1-As long as Baby Boy is in my tummy - there is no threat to him. His heart does not have to pump blood in utero like it does once he is born.
2-The prime time to do an echo cardiogram on a fetus is 23-24 weeks so the fact that they caught it when they did allows us to have a very clear picture/idea of what we are dealing with before birth. This is scheduled for May 23rd. Once we do this, we will have a consultation and start laying out our plan for birth.

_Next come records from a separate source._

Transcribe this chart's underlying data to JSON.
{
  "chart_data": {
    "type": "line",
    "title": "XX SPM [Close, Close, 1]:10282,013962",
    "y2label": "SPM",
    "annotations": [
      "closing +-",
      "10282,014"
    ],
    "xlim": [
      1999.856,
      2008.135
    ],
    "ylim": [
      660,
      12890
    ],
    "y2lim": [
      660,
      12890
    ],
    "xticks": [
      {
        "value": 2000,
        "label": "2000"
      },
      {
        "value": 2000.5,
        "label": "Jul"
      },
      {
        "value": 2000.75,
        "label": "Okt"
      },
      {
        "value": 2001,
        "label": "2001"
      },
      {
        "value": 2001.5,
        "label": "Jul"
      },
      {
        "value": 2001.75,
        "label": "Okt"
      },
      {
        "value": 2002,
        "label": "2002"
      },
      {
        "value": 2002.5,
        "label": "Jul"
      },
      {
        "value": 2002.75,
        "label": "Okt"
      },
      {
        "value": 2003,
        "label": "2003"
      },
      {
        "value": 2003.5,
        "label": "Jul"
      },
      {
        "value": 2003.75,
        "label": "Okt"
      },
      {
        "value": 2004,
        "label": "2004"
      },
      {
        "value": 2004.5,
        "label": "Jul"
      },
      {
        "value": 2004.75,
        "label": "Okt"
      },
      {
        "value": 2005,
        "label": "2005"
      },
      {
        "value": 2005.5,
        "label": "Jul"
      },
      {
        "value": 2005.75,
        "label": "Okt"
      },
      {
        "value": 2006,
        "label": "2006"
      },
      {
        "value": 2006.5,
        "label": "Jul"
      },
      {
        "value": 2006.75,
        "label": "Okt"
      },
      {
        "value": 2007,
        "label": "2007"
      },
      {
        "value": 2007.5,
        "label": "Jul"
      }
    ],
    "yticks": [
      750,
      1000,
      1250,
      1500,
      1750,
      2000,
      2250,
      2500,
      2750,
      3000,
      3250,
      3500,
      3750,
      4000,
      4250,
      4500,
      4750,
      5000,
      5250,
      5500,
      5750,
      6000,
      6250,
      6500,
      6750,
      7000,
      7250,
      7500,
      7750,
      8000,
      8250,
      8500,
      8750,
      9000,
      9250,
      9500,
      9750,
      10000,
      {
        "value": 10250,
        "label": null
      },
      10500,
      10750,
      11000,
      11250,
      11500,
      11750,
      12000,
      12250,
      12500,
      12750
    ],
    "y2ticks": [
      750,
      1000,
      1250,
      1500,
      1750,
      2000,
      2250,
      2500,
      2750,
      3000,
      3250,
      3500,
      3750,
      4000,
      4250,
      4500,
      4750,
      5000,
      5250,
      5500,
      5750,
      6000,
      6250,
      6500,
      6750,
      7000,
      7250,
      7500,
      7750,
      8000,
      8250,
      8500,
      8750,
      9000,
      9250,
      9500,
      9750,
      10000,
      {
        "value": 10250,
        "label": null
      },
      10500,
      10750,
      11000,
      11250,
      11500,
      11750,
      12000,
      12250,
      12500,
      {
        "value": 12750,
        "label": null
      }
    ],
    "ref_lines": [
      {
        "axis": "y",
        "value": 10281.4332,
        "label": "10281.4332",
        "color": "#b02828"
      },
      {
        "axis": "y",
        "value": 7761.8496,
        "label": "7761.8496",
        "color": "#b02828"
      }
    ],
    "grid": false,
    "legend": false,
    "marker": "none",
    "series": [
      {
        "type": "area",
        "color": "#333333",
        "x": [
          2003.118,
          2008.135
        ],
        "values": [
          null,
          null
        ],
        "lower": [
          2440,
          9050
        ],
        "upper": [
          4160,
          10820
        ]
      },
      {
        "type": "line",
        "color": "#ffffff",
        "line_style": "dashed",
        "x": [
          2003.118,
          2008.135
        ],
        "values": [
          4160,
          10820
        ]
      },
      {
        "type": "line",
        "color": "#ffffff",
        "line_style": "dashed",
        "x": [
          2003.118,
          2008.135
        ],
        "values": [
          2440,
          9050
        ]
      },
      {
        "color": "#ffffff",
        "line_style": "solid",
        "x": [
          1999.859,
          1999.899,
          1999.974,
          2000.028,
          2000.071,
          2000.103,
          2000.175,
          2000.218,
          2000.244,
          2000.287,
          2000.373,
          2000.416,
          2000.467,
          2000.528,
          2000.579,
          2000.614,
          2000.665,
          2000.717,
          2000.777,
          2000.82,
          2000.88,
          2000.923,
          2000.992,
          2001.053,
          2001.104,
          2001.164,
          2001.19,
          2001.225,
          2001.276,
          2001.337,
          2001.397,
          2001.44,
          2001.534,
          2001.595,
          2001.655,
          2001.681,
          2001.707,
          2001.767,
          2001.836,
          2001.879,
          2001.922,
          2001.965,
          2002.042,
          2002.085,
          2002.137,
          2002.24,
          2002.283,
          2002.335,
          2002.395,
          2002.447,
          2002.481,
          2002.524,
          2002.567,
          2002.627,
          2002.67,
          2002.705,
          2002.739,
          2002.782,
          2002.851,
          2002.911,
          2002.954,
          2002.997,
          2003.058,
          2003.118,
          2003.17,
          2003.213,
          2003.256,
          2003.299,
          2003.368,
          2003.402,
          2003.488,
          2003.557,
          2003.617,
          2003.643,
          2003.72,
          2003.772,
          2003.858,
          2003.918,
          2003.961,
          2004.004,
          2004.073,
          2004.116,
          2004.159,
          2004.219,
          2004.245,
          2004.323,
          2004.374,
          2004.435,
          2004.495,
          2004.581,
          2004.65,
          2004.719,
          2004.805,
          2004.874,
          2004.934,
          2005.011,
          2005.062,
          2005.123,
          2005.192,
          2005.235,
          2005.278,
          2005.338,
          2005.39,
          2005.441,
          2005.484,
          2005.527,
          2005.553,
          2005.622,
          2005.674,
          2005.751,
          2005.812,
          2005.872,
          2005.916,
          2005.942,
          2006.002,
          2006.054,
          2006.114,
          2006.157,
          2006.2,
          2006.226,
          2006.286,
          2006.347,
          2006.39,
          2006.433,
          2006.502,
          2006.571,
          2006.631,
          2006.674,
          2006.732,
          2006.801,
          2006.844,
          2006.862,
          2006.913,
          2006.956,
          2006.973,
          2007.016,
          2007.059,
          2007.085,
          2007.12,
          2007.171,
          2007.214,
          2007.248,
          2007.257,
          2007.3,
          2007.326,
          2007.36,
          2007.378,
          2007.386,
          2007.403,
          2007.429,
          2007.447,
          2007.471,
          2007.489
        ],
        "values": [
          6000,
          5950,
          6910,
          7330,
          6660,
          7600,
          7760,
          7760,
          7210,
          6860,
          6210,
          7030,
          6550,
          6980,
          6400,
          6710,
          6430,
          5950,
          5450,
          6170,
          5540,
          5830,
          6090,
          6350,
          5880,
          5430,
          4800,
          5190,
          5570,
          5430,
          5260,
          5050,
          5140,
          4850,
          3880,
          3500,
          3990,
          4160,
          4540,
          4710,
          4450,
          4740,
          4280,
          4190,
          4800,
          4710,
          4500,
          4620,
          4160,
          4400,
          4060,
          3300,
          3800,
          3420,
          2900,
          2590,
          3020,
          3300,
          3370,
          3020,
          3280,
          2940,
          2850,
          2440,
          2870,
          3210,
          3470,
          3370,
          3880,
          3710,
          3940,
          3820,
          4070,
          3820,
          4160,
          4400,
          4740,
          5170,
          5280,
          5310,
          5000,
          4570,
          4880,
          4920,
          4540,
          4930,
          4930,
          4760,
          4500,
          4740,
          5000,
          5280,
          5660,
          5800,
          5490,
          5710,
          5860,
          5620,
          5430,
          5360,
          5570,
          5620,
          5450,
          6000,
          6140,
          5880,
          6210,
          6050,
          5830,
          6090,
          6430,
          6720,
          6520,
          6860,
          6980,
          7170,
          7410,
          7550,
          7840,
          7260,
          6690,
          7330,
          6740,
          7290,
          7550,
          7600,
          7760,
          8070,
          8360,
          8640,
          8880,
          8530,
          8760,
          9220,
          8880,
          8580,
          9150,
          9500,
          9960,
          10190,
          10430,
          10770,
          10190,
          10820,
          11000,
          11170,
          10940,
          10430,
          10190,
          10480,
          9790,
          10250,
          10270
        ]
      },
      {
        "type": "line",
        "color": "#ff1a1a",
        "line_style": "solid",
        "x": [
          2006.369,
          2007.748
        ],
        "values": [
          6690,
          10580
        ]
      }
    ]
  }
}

I wanted to start this blog to begin documenting Baby Boy's story for our little family - meaning Jason, Lacie, BB and I. However -I do think it will be a good way to keep friends/family updated as well as we start on this journey. As of now- we are in a holding pattern until the 23rd when we can get some concrete answers and a better idea of what we are dealing with. Which is why I named this "Leap of Faith." There really is no other way to describe the feeling. For a Type A personality such as myself to realize I have no control over this and completely let go of the anxiety/fear is like taking a running leap off of the highest cliff in the Grand Canyon. Unimaginable to me now but my hope is, that at the very least, over the next few months I come to realize that this is God's plan. Not mine.